A new Suffolk law is aimed at changing shoppers' habits where grocery bags are concerned.
A new Suffolk law is aimed at changing shoppers' habits where grocery bags are concerned.
Durell Godfrey
By
Star Staff

Shoppers across Suffolk County may have noticed a few extra cents on their receipts this week. As of Monday, most stores in the county are required to charge a 5-cent fee for paper and plastic bags.

The fee, approved in 2016, is intended to encourage consumers to take their own reusable bags when they go shopping, with an eye to reducing waste and pollution. In the law instituting the fee, the County Legislature noted that “most plastic bags do not biodegrade” but rather “break down into smaller, more toxic petro-polymers, which eventually contaminate soils and waterways.” The bags wash up on the shore, birds become entangled in them, and marine animals can mistake them for food. In addition, the Legislature said, because plastic bags are made from oil, using fewer of them “will decrease our dependence on fossil fuels.” 

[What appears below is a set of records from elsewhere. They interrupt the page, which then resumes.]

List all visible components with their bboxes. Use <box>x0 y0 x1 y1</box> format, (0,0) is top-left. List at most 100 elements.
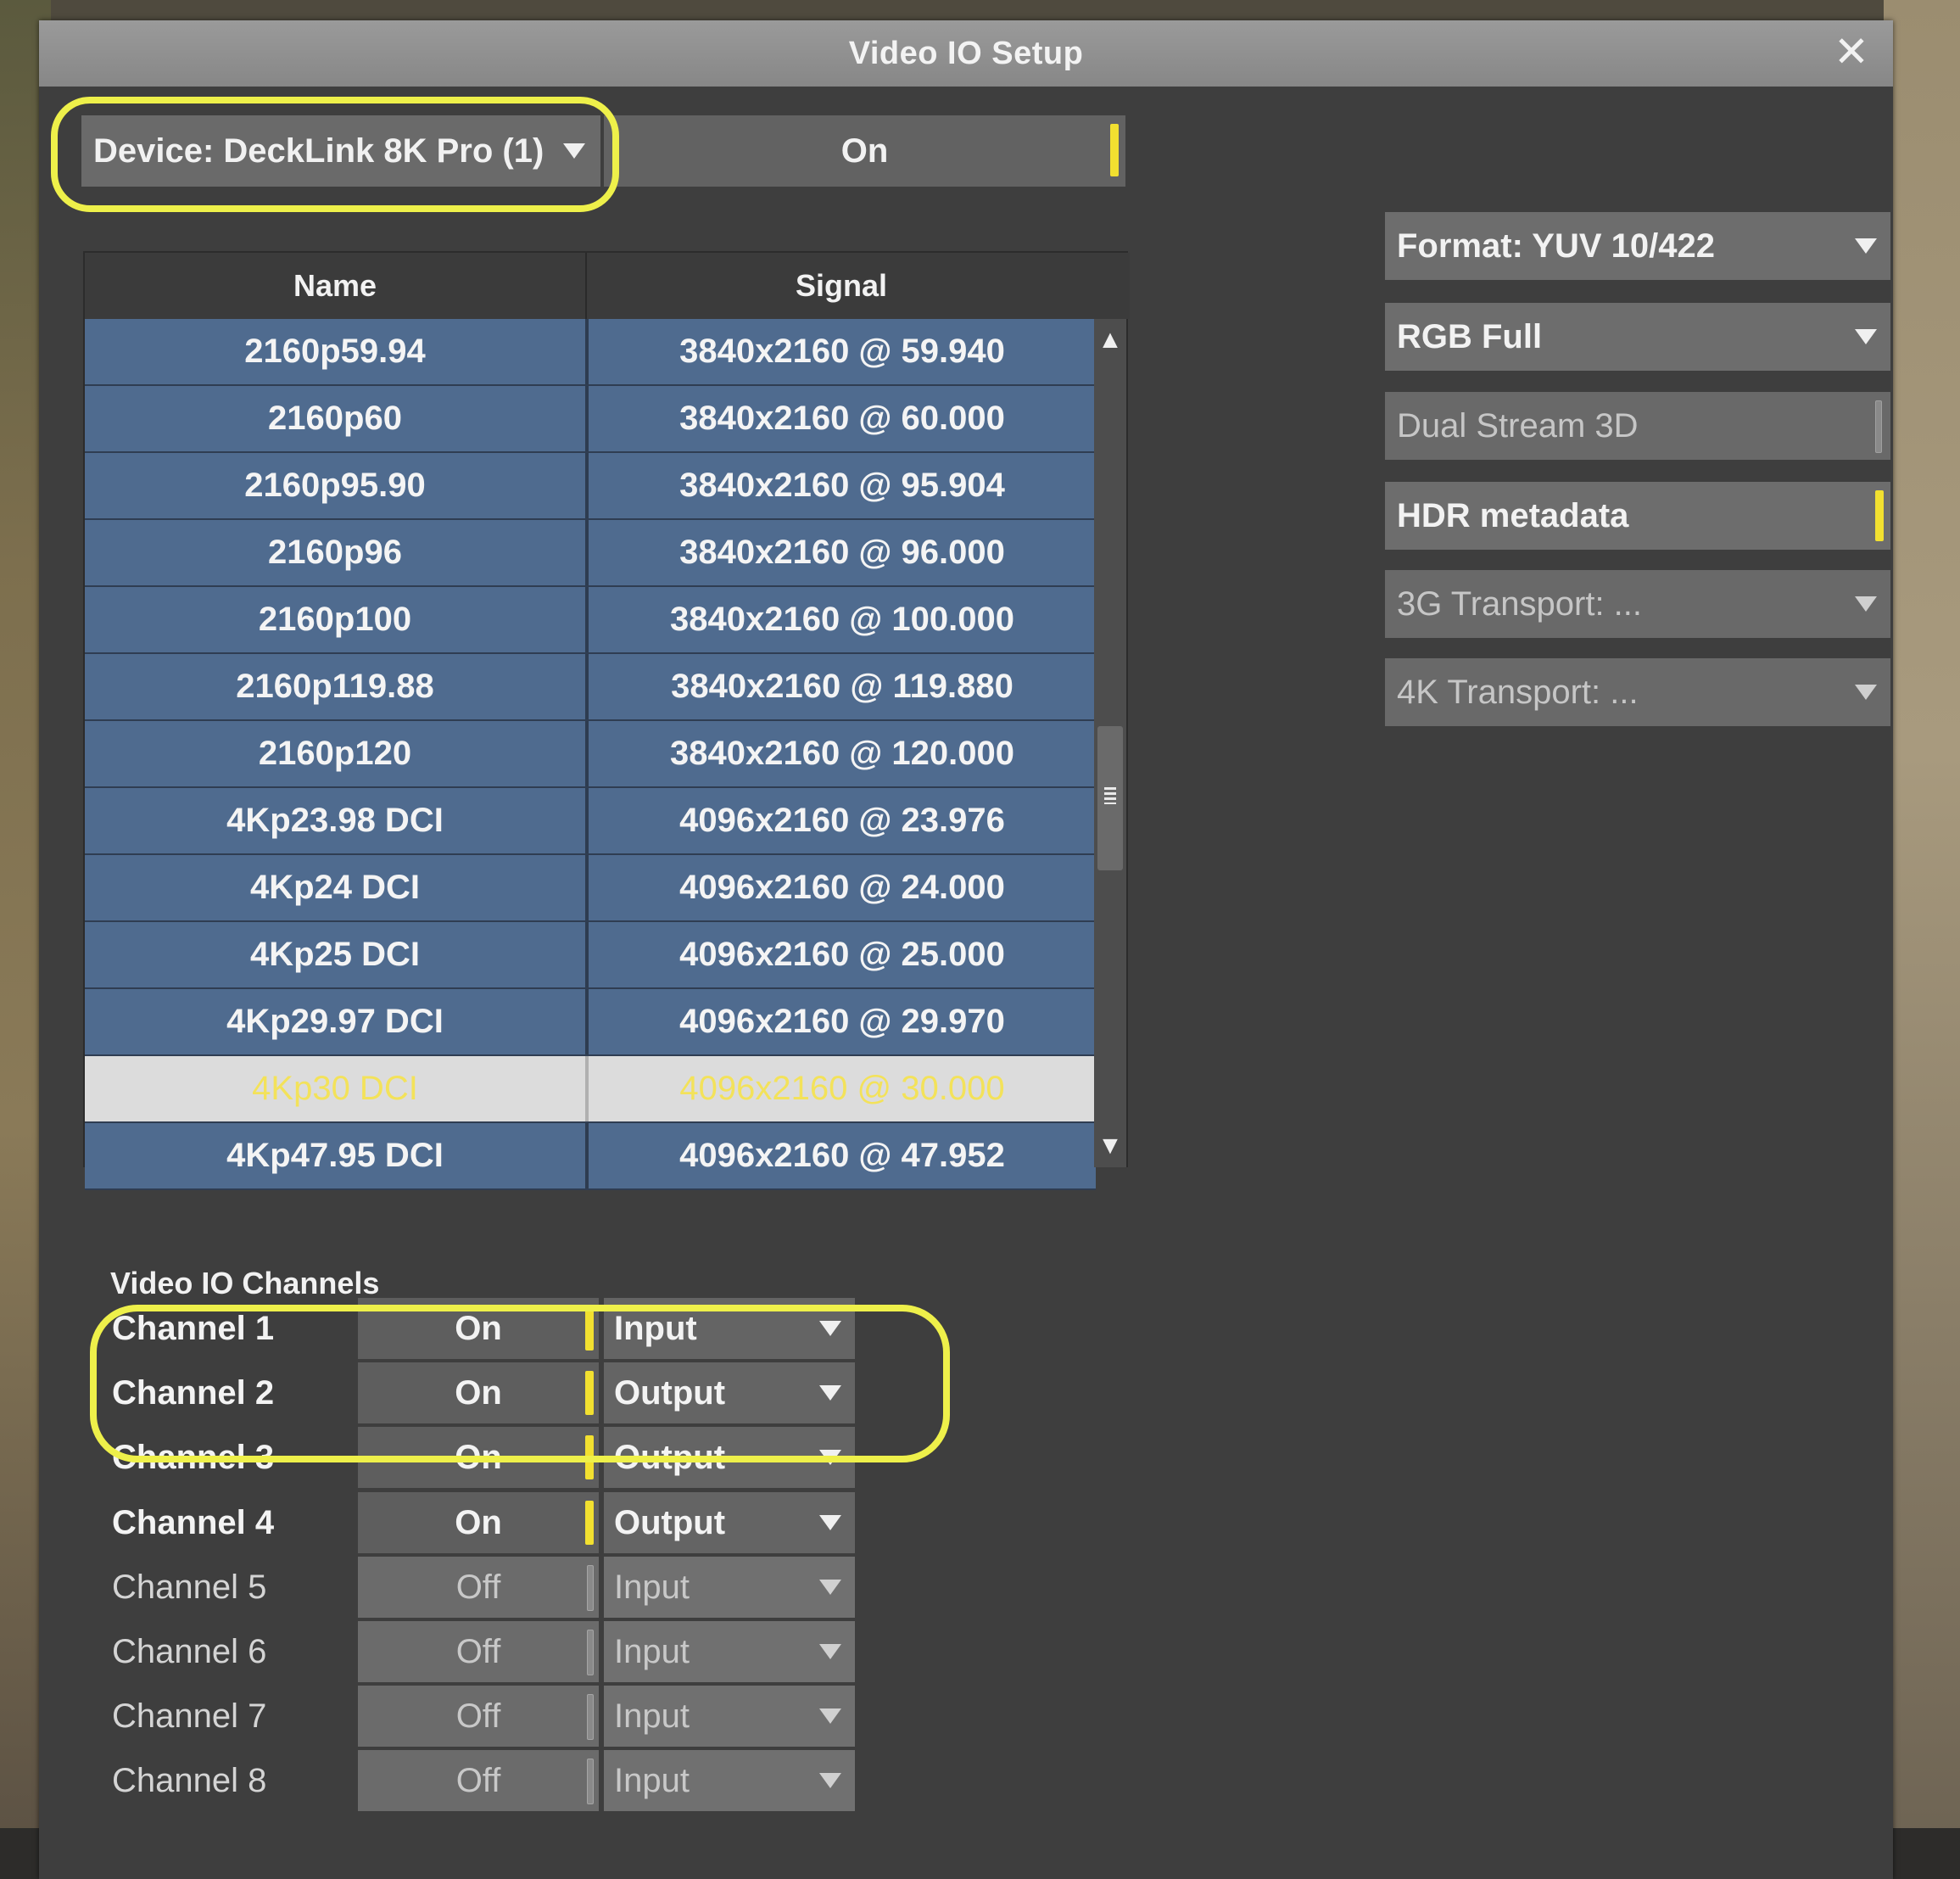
chevron-down-icon <box>819 1385 841 1401</box>
channel-on-toggle[interactable]: On <box>358 1427 599 1488</box>
dual-stream-label: Dual Stream 3D <box>1397 406 1639 445</box>
channel-direction-label: Input <box>614 1568 690 1606</box>
cell-name: 2160p59.94 <box>85 319 589 384</box>
cell-signal: 4096x2160 @ 24.000 <box>589 855 1096 920</box>
chevron-down-icon <box>819 1708 841 1724</box>
close-icon[interactable]: ✕ <box>1830 31 1873 73</box>
table-row[interactable]: 2160p59.94 3840x2160 @ 59.940 <box>85 319 1096 386</box>
channel-on-toggle[interactable]: Off <box>358 1557 599 1618</box>
table-row[interactable]: 2160p119.88 3840x2160 @ 119.880 <box>85 654 1096 721</box>
cell-signal: 4096x2160 @ 23.976 <box>589 788 1096 853</box>
format-dropdown[interactable]: Format: YUV 10/422 <box>1385 212 1890 280</box>
channel-direction-dropdown[interactable]: Input <box>604 1621 855 1682</box>
channel-on-toggle[interactable]: Off <box>358 1750 599 1811</box>
channel-label: Channel 8 <box>112 1761 267 1799</box>
channel-label: Channel 1 <box>112 1309 275 1347</box>
toggle-indicator <box>585 1371 594 1415</box>
table-row[interactable]: 4Kp47.95 DCI 4096x2160 @ 47.952 <box>85 1123 1096 1190</box>
cell-name: 2160p60 <box>85 386 589 451</box>
table-row[interactable]: 4Kp23.98 DCI 4096x2160 @ 23.976 <box>85 788 1096 855</box>
channel-row: Channel 5 Off Input <box>107 1557 896 1618</box>
toggle-indicator <box>1875 400 1882 453</box>
channel-on-toggle[interactable]: On <box>358 1362 599 1423</box>
cell-signal: 3840x2160 @ 59.940 <box>589 319 1096 384</box>
chevron-down-icon <box>819 1580 841 1595</box>
table-row[interactable]: 4Kp24 DCI 4096x2160 @ 24.000 <box>85 855 1096 922</box>
channel-state-label: On <box>455 1438 502 1476</box>
channel-direction-dropdown[interactable]: Output <box>604 1492 855 1553</box>
column-header-signal[interactable]: Signal <box>587 253 1096 319</box>
cell-signal: 4096x2160 @ 47.952 <box>589 1123 1096 1188</box>
cell-name: 2160p100 <box>85 587 589 652</box>
cell-name: 4Kp47.95 DCI <box>85 1123 589 1188</box>
channel-on-toggle[interactable]: On <box>358 1492 599 1553</box>
table-header: Name Signal <box>85 253 1130 319</box>
cell-signal: 3840x2160 @ 95.904 <box>589 453 1096 518</box>
channel-state-label: Off <box>455 1632 501 1670</box>
channel-direction-dropdown[interactable]: Input <box>604 1298 855 1359</box>
channel-direction-dropdown[interactable]: Output <box>604 1362 855 1423</box>
cell-name: 4Kp23.98 DCI <box>85 788 589 853</box>
channel-direction-label: Output <box>614 1438 726 1476</box>
section-title-video-io-channels: Video IO Channels <box>110 1266 380 1300</box>
channel-state-label: On <box>455 1309 502 1347</box>
toggle-indicator <box>585 1306 594 1351</box>
channel-on-toggle[interactable]: Off <box>358 1621 599 1682</box>
cell-name: 4Kp30 DCI <box>85 1056 589 1121</box>
scroll-thumb[interactable] <box>1097 726 1123 870</box>
chevron-down-icon <box>1855 596 1877 612</box>
background-right <box>1884 0 1960 1879</box>
cell-name: 4Kp25 DCI <box>85 922 589 987</box>
channel-direction-dropdown[interactable]: Input <box>604 1750 855 1811</box>
channel-on-toggle[interactable]: Off <box>358 1686 599 1747</box>
table-row[interactable]: 4Kp30 DCI 4096x2160 @ 30.000 <box>85 1056 1096 1123</box>
channel-state-label: On <box>455 1373 502 1412</box>
hdr-label: HDR metadata <box>1397 496 1629 534</box>
table-row[interactable]: 2160p100 3840x2160 @ 100.000 <box>85 587 1096 654</box>
channel-row: Channel 2 On Output <box>107 1362 896 1423</box>
chevron-down-icon <box>1855 685 1877 700</box>
table-row[interactable]: 2160p95.90 3840x2160 @ 95.904 <box>85 453 1096 520</box>
column-header-name[interactable]: Name <box>85 253 587 319</box>
cell-signal: 4096x2160 @ 25.000 <box>589 922 1096 987</box>
channel-direction-label: Output <box>614 1373 726 1412</box>
channel-state-label: On <box>455 1503 502 1541</box>
toggle-indicator <box>585 1435 594 1479</box>
channel-row: Channel 6 Off Input <box>107 1621 896 1682</box>
cell-name: 2160p120 <box>85 721 589 786</box>
table-row[interactable]: 2160p120 3840x2160 @ 120.000 <box>85 721 1096 788</box>
transport-4k-dropdown[interactable]: 4K Transport: ... <box>1385 658 1890 726</box>
channel-label: Channel 7 <box>112 1697 267 1735</box>
chevron-down-icon <box>1855 329 1877 344</box>
hdr-metadata-toggle[interactable]: HDR metadata <box>1385 482 1890 550</box>
device-dropdown[interactable]: Device: DeckLink 8K Pro (1) <box>81 115 600 187</box>
title-bar: Video IO Setup ✕ <box>39 20 1893 87</box>
transport-3g-dropdown[interactable]: 3G Transport: ... <box>1385 570 1890 638</box>
channel-direction-dropdown[interactable]: Input <box>604 1557 855 1618</box>
channel-state-label: Off <box>455 1568 501 1606</box>
toggle-indicator <box>587 1630 594 1675</box>
chevron-down-icon <box>1855 238 1877 254</box>
channel-direction-label: Input <box>614 1309 697 1347</box>
table-row[interactable]: 4Kp25 DCI 4096x2160 @ 25.000 <box>85 922 1096 989</box>
dual-stream-3d-toggle[interactable]: Dual Stream 3D <box>1385 392 1890 460</box>
channel-on-toggle[interactable]: On <box>358 1298 599 1359</box>
channel-label: Channel 2 <box>112 1373 275 1412</box>
color-range-label: RGB Full <box>1397 317 1543 355</box>
arrow-up-icon[interactable]: ▲ <box>1094 319 1126 361</box>
color-range-dropdown[interactable]: RGB Full <box>1385 303 1890 371</box>
arrow-down-icon[interactable]: ▼ <box>1094 1125 1126 1167</box>
channel-state-label: Off <box>455 1697 501 1735</box>
chevron-down-icon <box>563 143 585 159</box>
device-on-toggle[interactable]: On <box>604 115 1125 187</box>
channel-direction-dropdown[interactable]: Input <box>604 1686 855 1747</box>
channel-direction-dropdown[interactable]: Output <box>604 1427 855 1488</box>
table-scrollbar[interactable]: ▲ ▼ <box>1094 319 1126 1167</box>
device-label: Device: DeckLink 8K Pro (1) <box>93 131 544 170</box>
scroll-grip-icon <box>1104 787 1116 804</box>
table-row[interactable]: 4Kp29.97 DCI 4096x2160 @ 29.970 <box>85 989 1096 1056</box>
cell-signal: 3840x2160 @ 100.000 <box>589 587 1096 652</box>
table-row[interactable]: 2160p60 3840x2160 @ 60.000 <box>85 386 1096 453</box>
cell-signal: 3840x2160 @ 120.000 <box>589 721 1096 786</box>
table-row[interactable]: 2160p96 3840x2160 @ 96.000 <box>85 520 1096 587</box>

Paper bags are an environmental problem as well. “Fourteen million trees are cut down yearly for the manufacturing of paper,” the Legislature pointed out, adding that “paper production requires large amounts of water, energy, and chemicals and can emit toxic and hazardous chemicals into the air and water.”

The county’s new fee requirement for single-use bags follows a similar one enacted in New York City. Should the new fee fail to “reduce the use of plastic bags by at least 75 percent in three years, the idea of an outright ban can be revisited at a later date,” the law notes.